The book itself is stuffed with worksheets, checklists, illustrations, essays by Lemon on subjects stretching from the philosophical to the meticulously financial and numerous quotations. Also included are four CDs, which provides readers with video and audio presentations by Lemon that take the reader through each step of the program, which requires the use of Quicken software.

It was a project that consumed much of Lemon's life during the past three years. Aside from the hours spent working on it, Lemon spent $300,000 of his personal funds to publish it. That included hiring contractors to illustrate it, lay it out and produce it. He also hired a writing coach, and paid $50,000 for the rights to use screenshots of Quicken software in the book. He estimates that he rewrote the volume about 20 times.

Even after all that, Lemon is not counting on it being a best seller. The book is self-published, so it is not widely available in bookstores. He advertises on Quicken's Web site, but most sales have come through his own site, at www.tenweeks.com. He's sold about 300 books thus far, at a price of $39.95.
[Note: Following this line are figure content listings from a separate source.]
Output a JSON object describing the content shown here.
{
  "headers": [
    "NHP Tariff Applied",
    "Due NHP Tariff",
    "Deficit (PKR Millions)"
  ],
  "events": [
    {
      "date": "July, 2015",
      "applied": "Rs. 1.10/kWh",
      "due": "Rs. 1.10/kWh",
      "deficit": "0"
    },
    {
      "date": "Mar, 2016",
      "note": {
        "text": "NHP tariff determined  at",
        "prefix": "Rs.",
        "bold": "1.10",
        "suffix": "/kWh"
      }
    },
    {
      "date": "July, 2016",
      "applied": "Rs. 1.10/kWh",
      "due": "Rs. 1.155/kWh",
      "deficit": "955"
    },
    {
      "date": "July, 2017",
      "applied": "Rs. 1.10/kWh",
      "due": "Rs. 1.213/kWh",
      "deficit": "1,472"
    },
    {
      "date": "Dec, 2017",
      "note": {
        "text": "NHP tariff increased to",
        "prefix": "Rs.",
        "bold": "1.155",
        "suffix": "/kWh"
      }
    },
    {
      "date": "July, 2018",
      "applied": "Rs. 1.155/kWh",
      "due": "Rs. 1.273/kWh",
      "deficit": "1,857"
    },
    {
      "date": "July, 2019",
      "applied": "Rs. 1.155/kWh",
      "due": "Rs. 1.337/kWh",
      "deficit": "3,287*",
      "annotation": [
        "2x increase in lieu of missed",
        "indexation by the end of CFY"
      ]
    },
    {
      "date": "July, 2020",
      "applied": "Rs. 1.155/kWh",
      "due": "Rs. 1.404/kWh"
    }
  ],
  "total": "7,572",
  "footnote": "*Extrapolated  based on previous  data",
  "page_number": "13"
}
"It's not one of those books you can sell at an airport that flies off the shelf," he says. "I've surrendered to the fact that it may not sell. But I know what I did is the best that could be done."

Lemon says his goal was to provide people with a way to become active participants in their financial planning, whether or not they have a professional helping them along the way. In the process, he hopes the book will provide a roadmap for those who can't afford a planner themselves.

But he also sees the book filling another role: as a tool for financial planners. Lemon believes advisors can provide the book to clients as a way for them to become more engaged in the planning process, or to walk-ins who don't have the income to use their services.

Lemon says the book partly grew out of his concern that clients are too detached from the process used to plan out their financial futures. Lemon says he too often felt like a doctor filling out a prescription, telling his patients to take a pill a day.

"Clients come to us and we give them a plan. But the plan is really kind of our plan," he says. "We then give it to them in a nice binder and say, 'OK, now you're all better.' But they're not involved in the emotional nitty gritty of putting it together, so they don't have ownership."

Among the first to go through the program were Brian and Kathy Derry, a couple in Bayfield, Colo., who began seeking out a financial planner after Brian retired from his manufacturing management job in 2002. They volunteered to be among the first to use the program after contacting Lemon during their search.